A partire dal mese di novembre, presso l’ospedale di Belcolle saranno attivati due nuovi ambulatori dedicati: il primo per l’attività di chirurgia protesica dell’anca, il secondo per la chirurgia della spalla.

Il potenziamento dell’offerta ambulatoriale per queste particolari specialità è stato reso possibile grazie all’impegno dell’equipe dell’unità operativa di Ortopedia e traumatologia del polo ospedaliero viterbese, diretta da Antonio Castagnaro.

Ai due nuovi ambulatori, per ciascuno dei quali sono stati individuati dei professionisti dedicati, si potrà accedere tramite Cup con prescrizione del medico di medicina generale o dello specialista. Nello specifico, l’ambulatorio di chirurgia protesica dell’anca sarà aperto ai cittadini assistiti ogni martedì del mese, dalle ore 14,30 alle 16,30, mentre l’ambulatorio di chirurgia della spalla si effettuerà tutti i mercoledì del mese, nello stesso orario. Per ogni seduta sono previste circa nove visite. Entrambi gli spazi saranno operativi nel poliambulatorio, al piano 2 di Belcolle.

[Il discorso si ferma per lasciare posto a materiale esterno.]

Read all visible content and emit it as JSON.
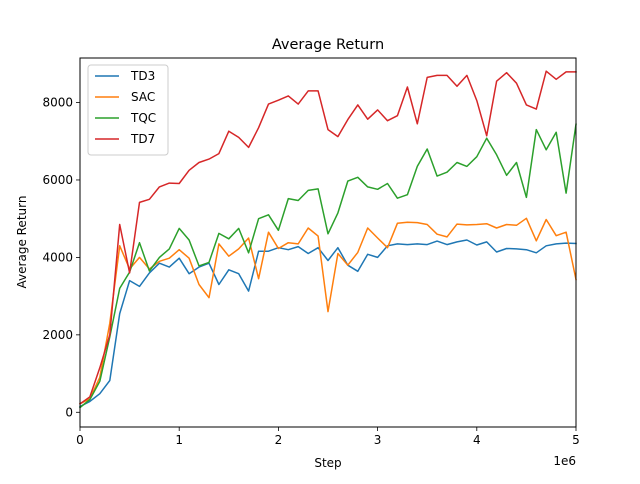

“Questa implementazione di attività – spiega Antonio Castagnaro – si inserisce nell’ambito della riorganizzazione delle reti aziendali, chirurgica e ortopedica, già avviata nel 2016, con l’obiettivo di garantire una migliore presa in carico del paziente in tempo rapidi e secondo protocolli omogenei di trattamento e di cura e, consequenzialmente, di ridurre il fenomeno della mobilità passiva. In particolare, poi, attraverso l’ambulatorio di chirurgia protesica dell’anca, stiamo attivando un percorso che consentirà ai pazienti meritevoli di trattamento chirurgico di essere operati entro 30 giorni dalla loro messa in lista d’attesa. Così anche i pazienti affetti da patologia della spalla avranno a un loro percorso specifico e veloce, anche in considerazione del fatto che, da tempo ormai, a Belcolle si effettuano interventi sulla spalla con tecnica artroscopica, quindi senza incisione chirurgica. Procedura che consente un recupero più rapido e con minor dolore post operatorio”.